The majority of the rebates received from drug manufacturers are kept by pharmacy benefit managers (PBMs), which do not use the funds to reduce the cost of prescription drugs for customers, says a new Drug Channels analysis. The Drug Channels Institute reviewed data from Texas, where PBMs must report rebates, fees, and payments from drug manufacturers.

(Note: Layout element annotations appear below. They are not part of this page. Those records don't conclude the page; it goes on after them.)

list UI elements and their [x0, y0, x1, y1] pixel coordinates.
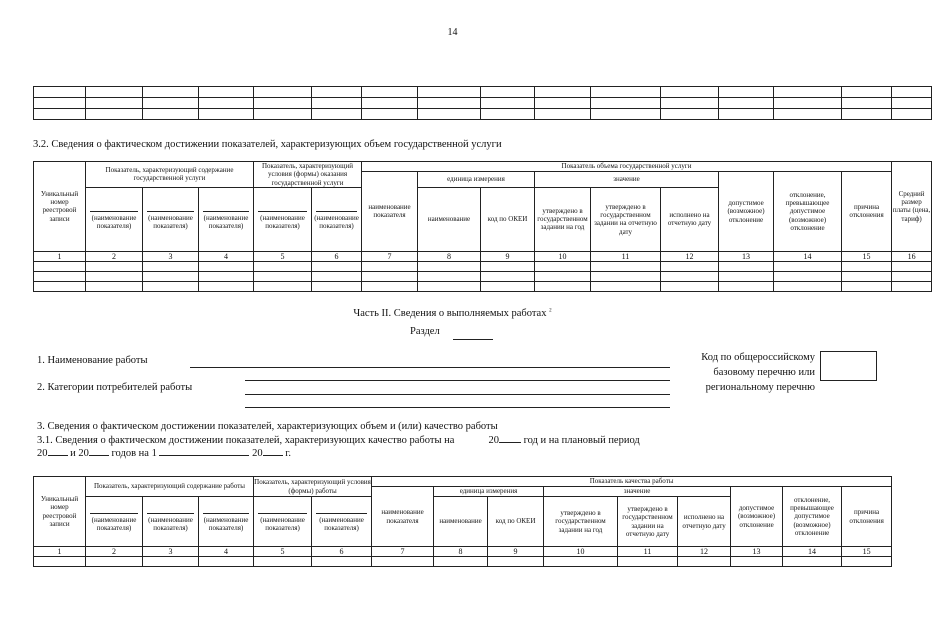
header-approved-date: утверждено в государственном задании на отчетную дату — [591, 187, 661, 251]
sub-indicator-1: (наименование показателя) — [86, 187, 143, 251]
qual-col-8: 8 — [434, 547, 488, 557]
header-approved-year: утверждено в государственном задании на год — [535, 187, 591, 251]
q-header-value: значение — [544, 487, 731, 497]
q-header-exceeding-deviation: отклонение, превышающее допустимое (возможное) отклонение — [783, 487, 842, 547]
vol-col-11: 11 — [591, 251, 661, 261]
vol-col-2: 2 — [86, 251, 143, 261]
q-header-allowed-deviation: допустимое (возможное) отклонение — [731, 487, 783, 547]
q-header-reason: причина отклонения — [842, 487, 892, 547]
header-allowed-deviation: допустимое (возможное) отклонение — [719, 172, 774, 252]
table-row — [34, 557, 892, 567]
code-box — [820, 351, 877, 381]
column-numbers — [34, 251, 932, 261]
q-sub-indicator-4: (наименование показателя) — [254, 497, 312, 547]
header-volume: Показатель объема государственной услуги — [362, 162, 892, 172]
section-3-2-title: 3.2. Сведения о фактическом достижении показателей, характеризующих объем государственной услуги — [33, 139, 502, 150]
qual-col-7: 7 — [372, 547, 434, 557]
sub-indicator-3: (наименование показателя) — [199, 187, 254, 251]
vol-col-16: 16 — [892, 251, 932, 261]
header-exceeding-deviation: отклонение, превышающее допустимое (возможное) отклонение — [774, 172, 842, 252]
vol-col-7: 7 — [362, 251, 418, 261]
q-column-numbers — [34, 547, 892, 557]
section-3-title: 3. Сведения о фактическом достижении показателей, характеризующих объем и (или) качество работы — [37, 421, 498, 432]
q-sub-indicator-5: (наименование показателя) — [312, 497, 372, 547]
section-label: Раздел — [410, 326, 440, 337]
consumers-field — [245, 394, 670, 395]
vol-col-10: 10 — [535, 251, 591, 261]
continuation-table — [33, 86, 932, 120]
header-avg-price: Средний размер платы (цена, тариф) — [892, 162, 932, 252]
qual-col-10: 10 — [544, 547, 618, 557]
q-header-okei: код по ОКЕИ — [488, 497, 544, 547]
work-name-field — [190, 367, 670, 368]
section-3-1-line2: 20 и 20 годов на 1 20 г. — [37, 448, 291, 459]
vol-col-9: 9 — [481, 251, 535, 261]
qual-col-3: 3 — [143, 547, 199, 557]
q-header-unit: единица измерения — [434, 487, 544, 497]
code-label-1: Код по общероссийскому — [701, 352, 815, 363]
qual-col-12: 12 — [678, 547, 731, 557]
table-row — [34, 98, 932, 109]
header-value: значение — [535, 172, 719, 188]
work-name-label: 1. Наименование работы — [37, 355, 148, 366]
qual-col-2: 2 — [86, 547, 143, 557]
header-indicator-name: наименование показателя — [362, 172, 418, 252]
code-label-2: базовому перечню или — [713, 367, 815, 378]
table-row — [34, 109, 932, 120]
sub-indicator-5: (наименование показателя) — [312, 187, 362, 251]
q-header-conditions: Показатель, характеризующий условия (формы) работы — [254, 478, 371, 495]
page-number: 14 — [447, 27, 458, 38]
q-header-done: исполнено на отчетную дату — [678, 497, 731, 547]
qual-col-15: 15 — [842, 547, 892, 557]
vol-col-5: 5 — [254, 251, 312, 261]
vol-col-13: 13 — [719, 251, 774, 261]
code-label-3: региональному перечню — [705, 382, 815, 393]
header-unit-name: наименование — [418, 187, 481, 251]
q-header-unit-name: наименование — [434, 497, 488, 547]
table-row — [34, 87, 932, 98]
header-done: исполнено на отчетную дату — [661, 187, 719, 251]
q-header-quality: Показатель качества работы — [372, 477, 892, 487]
vol-col-14: 14 — [774, 251, 842, 261]
vol-col-12: 12 — [661, 251, 719, 261]
qual-col-5: 5 — [254, 547, 312, 557]
qual-col-1: 1 — [34, 547, 86, 557]
header-unit: единица измерения — [418, 172, 535, 188]
header-reason: причина отклонения — [842, 172, 892, 252]
header-conditions: Показатель, характеризующий условия (формы) оказания государственной услуги — [254, 162, 362, 188]
consumers-field-2 — [245, 407, 670, 408]
qual-col-11: 11 — [618, 547, 678, 557]
quality-table — [33, 476, 892, 567]
volume-table — [33, 161, 932, 292]
q-sub-indicator-2: (наименование показателя) — [143, 497, 199, 547]
q-header-approved-date: утверждено в государственном задании на отчетную дату — [618, 497, 678, 547]
qual-col-9: 9 — [488, 547, 544, 557]
qual-col-6: 6 — [312, 547, 372, 557]
section-3-1-line1: 3.1. Сведения о фактическом достижении показателей, характеризующих качество работы на 20 год и на плановый период — [37, 435, 640, 446]
vol-col-15: 15 — [842, 251, 892, 261]
vol-col-1: 1 — [34, 251, 86, 261]
table-row — [34, 282, 932, 292]
qual-col-13: 13 — [731, 547, 783, 557]
section-number-field — [453, 339, 493, 340]
q-header-approved-year: утверждено в государственном задании на год — [544, 497, 618, 547]
table-row — [34, 262, 932, 272]
sub-indicator-4: (наименование показателя) — [254, 187, 312, 251]
vol-col-6: 6 — [312, 251, 362, 261]
vol-col-8: 8 — [418, 251, 481, 261]
q-header-indicator-name: наименование показателя — [372, 487, 434, 547]
work-name-field-2 — [245, 380, 670, 381]
header-unique: Уникальный номер реестровой записи — [34, 162, 86, 252]
part2-title: Часть II. Сведения о выполняемых работах $^2$ — [353, 308, 552, 319]
q-sub-indicator-1: (наименование показателя) — [86, 497, 143, 547]
sub-indicator-2: (наименование показателя) — [143, 187, 199, 251]
q-sub-indicator-3: (наименование показателя) — [199, 497, 254, 547]
qual-col-14: 14 — [783, 547, 842, 557]
vol-col-4: 4 — [199, 251, 254, 261]
q-header-content: Показатель, характеризующий содержание работы — [86, 477, 254, 497]
q-header-unique: Уникальный номер реестровой записи — [34, 477, 86, 547]
header-okei: код по ОКЕИ — [481, 187, 535, 251]
qual-col-4: 4 — [199, 547, 254, 557]
table-row — [34, 272, 932, 282]
consumers-label: 2. Категории потребителей работы — [37, 382, 193, 393]
vol-col-3: 3 — [143, 251, 199, 261]
header-content: Показатель, характеризующий содержание государственной услуги — [86, 162, 254, 188]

PBMs, to put it simply, are the middlemen who decide what will be included in the formulary of pharmaceuticals covered by insurance. PBMs are frequently owned by insurers, as Bio.News has explained. PBMs seek rebates from pharmaceutical companies in return for formulary inclusion. In theory, these rebates are supposed to be passed along to patients and consumers, thereby reducing the cost of the drugs at the pharmacy counter, but the Drug Channels analysis shows this is not the case.
According to the analysis, payers got 80–90% of the money PBMs took in from medication manufacturers. Payers (typically insurers) assert that rebates are used to reduce rates, but the system lacks transparency.
Moreover, a previous Drug Channels analysis revealed that the majority of this money is utilized to defray payers’ expenses.
PBMs kept 13% more of the rebates than anticipated in 2021.
“For 2021, only $11.9 million (0.2%) out of $5.7 billion in manufacturer payments were shared as point-of-sale savings to plan beneficiaries” in Texas, Drug Channels’ Dr. Adam J. Fein explained.
Biotechnology Innovation Organization (BIO) President and CEO Dr. Michelle McMurry-Heath has called the PBM rebate scheme one of “the biggest drivers of out-of-pocket costs in our system.”
Ahead of drug price controls being passed by Congress, she said drug price control legislation that addressed PBMs instead “would have helped patients at the pharmacy counter.”
BIO supports proposed legislation to address PBMs and submitted comments on the issue to the Federal Trade Commission (FTC) earlier this year.